Invest Europe and the BVCA are among those who have expressed concern that Solvency II-type rules could require pension funds to reserve greater amounts of capital when making private equity and venture capital investments, and this would run counter to various EU initiatives which are seeking to promote venture capital as a way to fuel growth in the European economy. It is therefore good news that earlier this month, EIOPA issued an opinion on "a common framework for risk assessment and transparency for Institutions for Occupational Retirement Provision" and advised that a framework based on common valuation rules and standardised risk assessments should be introduced, while refraining from capital or funding requirements at this point in time. While "at this point in time" could leave the door open for capital requirements at some point in the future, given that this announcement is consistent with the previous announcements from European bodies, a U-turn seems unlikely in the foreseeable future. The opinion was issued by EIOPA at its own initiative and it is now up to the European Commission to decide whether to act on the recommendations it contains.

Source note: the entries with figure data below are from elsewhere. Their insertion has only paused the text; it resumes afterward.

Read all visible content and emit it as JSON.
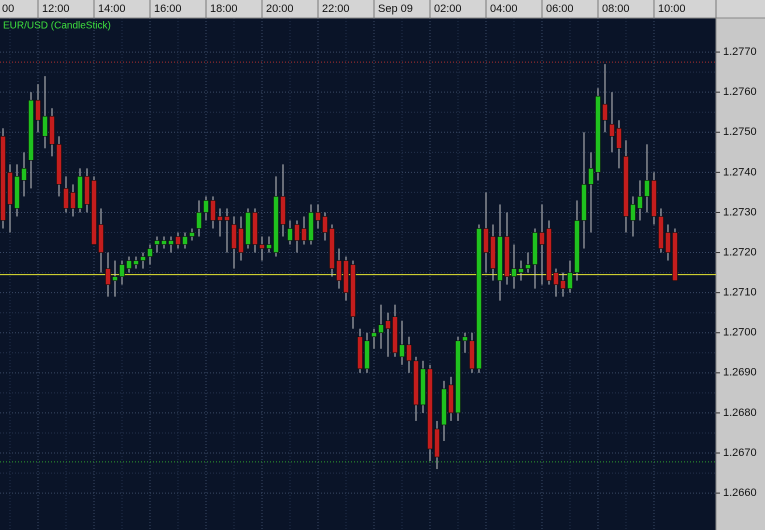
{
  "chart_data": {
    "type": "candlestick",
    "title": "EUR/USD (CandleStick)",
    "open": [
      1.2749,
      1.274,
      1.2731,
      1.2738,
      1.2743,
      1.2758,
      1.2749,
      1.2754,
      1.2747,
      1.2736,
      1.2735,
      1.2731,
      1.2739,
      1.2738,
      1.2727,
      1.2716,
      1.2713,
      1.2714,
      1.2716,
      1.2717,
      1.2718,
      1.2719,
      1.2722,
      1.2722,
      1.2722,
      1.2724,
      1.2722,
      1.2724,
      1.2726,
      1.273,
      1.2733,
      1.2729,
      1.2729,
      1.2727,
      1.2726,
      1.2722,
      1.273,
      1.2722,
      1.2721,
      1.272,
      1.2734,
      1.2723,
      1.2727,
      1.2726,
      1.2723,
      1.273,
      1.2729,
      1.2726,
      1.2718,
      1.2718,
      1.2717,
      1.2699,
      1.2691,
      1.2699,
      1.27,
      1.2703,
      1.2704,
      1.2694,
      1.2697,
      1.2693,
      1.2682,
      1.2691,
      1.2676,
      1.2677,
      1.2687,
      1.268,
      1.2698,
      1.2698,
      1.2691,
      1.2726,
      1.2724,
      1.2713,
      1.2724,
      1.2714,
      1.2715,
      1.2716,
      1.2717,
      1.2725,
      1.2726,
      1.2715,
      1.2713,
      1.2711,
      1.2715,
      1.2728,
      1.2737,
      1.274,
      1.2757,
      1.2752,
      1.2751,
      1.2744,
      1.2728,
      1.2731,
      1.2734,
      1.2738,
      1.2729,
      1.2725,
      1.2725
    ],
    "high": [
      1.2751,
      1.2742,
      1.2742,
      1.2745,
      1.276,
      1.2762,
      1.2764,
      1.2756,
      1.2749,
      1.2739,
      1.2737,
      1.2741,
      1.2741,
      1.2739,
      1.2731,
      1.272,
      1.2718,
      1.2718,
      1.2719,
      1.2719,
      1.272,
      1.2722,
      1.2724,
      1.2724,
      1.2724,
      1.2725,
      1.2725,
      1.2726,
      1.2733,
      1.2734,
      1.2734,
      1.2731,
      1.2731,
      1.2729,
      1.2729,
      1.2731,
      1.2731,
      1.2724,
      1.2724,
      1.2739,
      1.2742,
      1.2728,
      1.2728,
      1.2729,
      1.2732,
      1.2732,
      1.273,
      1.2727,
      1.2721,
      1.2719,
      1.2718,
      1.2701,
      1.27,
      1.2701,
      1.2707,
      1.2705,
      1.2707,
      1.2703,
      1.2699,
      1.2694,
      1.2693,
      1.2692,
      1.2678,
      1.2688,
      1.2689,
      1.2699,
      1.27,
      1.27,
      1.2727,
      1.2735,
      1.2727,
      1.2732,
      1.273,
      1.2722,
      1.2718,
      1.272,
      1.2726,
      1.2732,
      1.2728,
      1.2716,
      1.2715,
      1.2718,
      1.2733,
      1.275,
      1.2745,
      1.2761,
      1.2767,
      1.276,
      1.2753,
      1.2748,
      1.2734,
      1.2738,
      1.2747,
      1.274,
      1.2731,
      1.2727,
      1.2726
    ],
    "low": [
      1.2726,
      1.2725,
      1.2729,
      1.2734,
      1.2736,
      1.275,
      1.2746,
      1.2744,
      1.2734,
      1.273,
      1.2729,
      1.273,
      1.273,
      1.2722,
      1.2715,
      1.2709,
      1.2709,
      1.2712,
      1.2715,
      1.2716,
      1.2716,
      1.2717,
      1.272,
      1.2721,
      1.272,
      1.2721,
      1.2721,
      1.2723,
      1.2724,
      1.2728,
      1.2726,
      1.2724,
      1.272,
      1.2716,
      1.2718,
      1.2721,
      1.272,
      1.2718,
      1.272,
      1.2719,
      1.2724,
      1.2722,
      1.272,
      1.2722,
      1.2722,
      1.2726,
      1.2723,
      1.2714,
      1.2711,
      1.2708,
      1.2701,
      1.269,
      1.269,
      1.2696,
      1.2696,
      1.2694,
      1.2694,
      1.2692,
      1.269,
      1.2678,
      1.268,
      1.2668,
      1.2666,
      1.2673,
      1.2678,
      1.2678,
      1.2695,
      1.269,
      1.269,
      1.2715,
      1.2713,
      1.2708,
      1.2712,
      1.2711,
      1.2713,
      1.2715,
      1.2711,
      1.2712,
      1.2712,
      1.2709,
      1.2709,
      1.271,
      1.2713,
      1.2721,
      1.2725,
      1.2738,
      1.275,
      1.2745,
      1.2741,
      1.2725,
      1.2724,
      1.2728,
      1.273,
      1.2727,
      1.272,
      1.2718,
      1.2713
    ],
    "close": [
      1.2728,
      1.2732,
      1.2739,
      1.2741,
      1.2758,
      1.2753,
      1.2754,
      1.2747,
      1.2737,
      1.2731,
      1.2731,
      1.2739,
      1.2732,
      1.2722,
      1.272,
      1.2712,
      1.2714,
      1.2717,
      1.2718,
      1.2718,
      1.2719,
      1.2721,
      1.2723,
      1.2723,
      1.2723,
      1.2722,
      1.2724,
      1.2725,
      1.273,
      1.2733,
      1.2728,
      1.2728,
      1.2728,
      1.2721,
      1.272,
      1.273,
      1.2722,
      1.2721,
      1.2722,
      1.2734,
      1.2727,
      1.2726,
      1.2723,
      1.2723,
      1.273,
      1.2728,
      1.2725,
      1.2716,
      1.2713,
      1.271,
      1.2704,
      1.2691,
      1.2698,
      1.27,
      1.2702,
      1.2701,
      1.2695,
      1.2697,
      1.2693,
      1.2682,
      1.2691,
      1.2671,
      1.2669,
      1.2686,
      1.268,
      1.2698,
      1.2699,
      1.2691,
      1.2726,
      1.272,
      1.2716,
      1.2724,
      1.2714,
      1.2716,
      1.2716,
      1.2717,
      1.2725,
      1.2722,
      1.2713,
      1.2712,
      1.2711,
      1.2715,
      1.2728,
      1.2737,
      1.2741,
      1.2759,
      1.2753,
      1.2749,
      1.2746,
      1.2729,
      1.2732,
      1.2734,
      1.2738,
      1.2729,
      1.2721,
      1.272,
      1.2713
    ],
    "up_color": "#1fc21f",
    "down_color": "#c41d1d",
    "xlim": [
      -0.43,
      101.86
    ],
    "xticks": [
      {
        "value": -3,
        "label": "00"
      },
      {
        "value": 5,
        "label": "12:00"
      },
      {
        "value": 13,
        "label": "14:00"
      },
      {
        "value": 21,
        "label": "16:00"
      },
      {
        "value": 29,
        "label": "18:00"
      },
      {
        "value": 37,
        "label": "20:00"
      },
      {
        "value": 45,
        "label": "22:00"
      },
      {
        "value": 53,
        "label": "Sep 09"
      },
      {
        "value": 61,
        "label": "02:00"
      },
      {
        "value": 69,
        "label": "04:00"
      },
      {
        "value": 77,
        "label": "06:00"
      },
      {
        "value": 85,
        "label": "08:00"
      },
      {
        "value": 93,
        "label": "10:00"
      }
    ],
    "ylim": [
      1.26508,
      1.27785
    ],
    "yticks": [
      {
        "value": 1.277,
        "label": "1.2770"
      },
      {
        "value": 1.276,
        "label": "1.2760"
      },
      {
        "value": 1.275,
        "label": "1.2750"
      },
      {
        "value": 1.274,
        "label": "1.2740"
      },
      {
        "value": 1.273,
        "label": "1.2730"
      },
      {
        "value": 1.272,
        "label": "1.2720"
      },
      {
        "value": 1.271,
        "label": "1.2710"
      },
      {
        "value": 1.27,
        "label": "1.2700"
      },
      {
        "value": 1.269,
        "label": "1.2690"
      },
      {
        "value": 1.268,
        "label": "1.2680"
      },
      {
        "value": 1.267,
        "label": "1.2670"
      },
      {
        "value": 1.266,
        "label": "1.2660"
      }
    ],
    "levels": [
      {
        "value": 1.27145,
        "color": "#e8e832",
        "style": "solid"
      },
      {
        "value": 1.27675,
        "color": "#b03030",
        "style": "dotted"
      },
      {
        "value": 1.26678,
        "color": "#2fa02f",
        "style": "dotted"
      }
    ],
    "grid": true
  }
}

EIOPA recommends some changes for pension funds, although only for those occupational pension schemes (IORPs) where the risk is shared by the sponsor, pension plan members and the institution itself. Defined contribution schemes, where the risks fall purely on the pension plan members, would not be covered by the suggested framework. EIOPA thinks that IORPs should be required to draw up market-consistent balance sheets and conduct standardised risk assessments using a set of pre-defined stress scenarios, with the main elements of the balance sheet and the outcome of the risk assessment to be disclosed publicly. The principle of proportionality, a notoriously difficult concept to apply in other areas, could also be adopted: with a possible exemption for very small IORPs with less than 100 members, and others being able to use simplified methods in proportion to their scale and complexity.
While these recommendations would, if adopted, obviously add to certain pensions funds' compliance functions, and indeed costs, it is a much more favourable position than applying arbitrary capital requirements. The reaction in the pensions industry has been generally positive, as many have been campaigning for several years to avoid these types of rules, and private equity and venture capital fundraisers will also be relieved.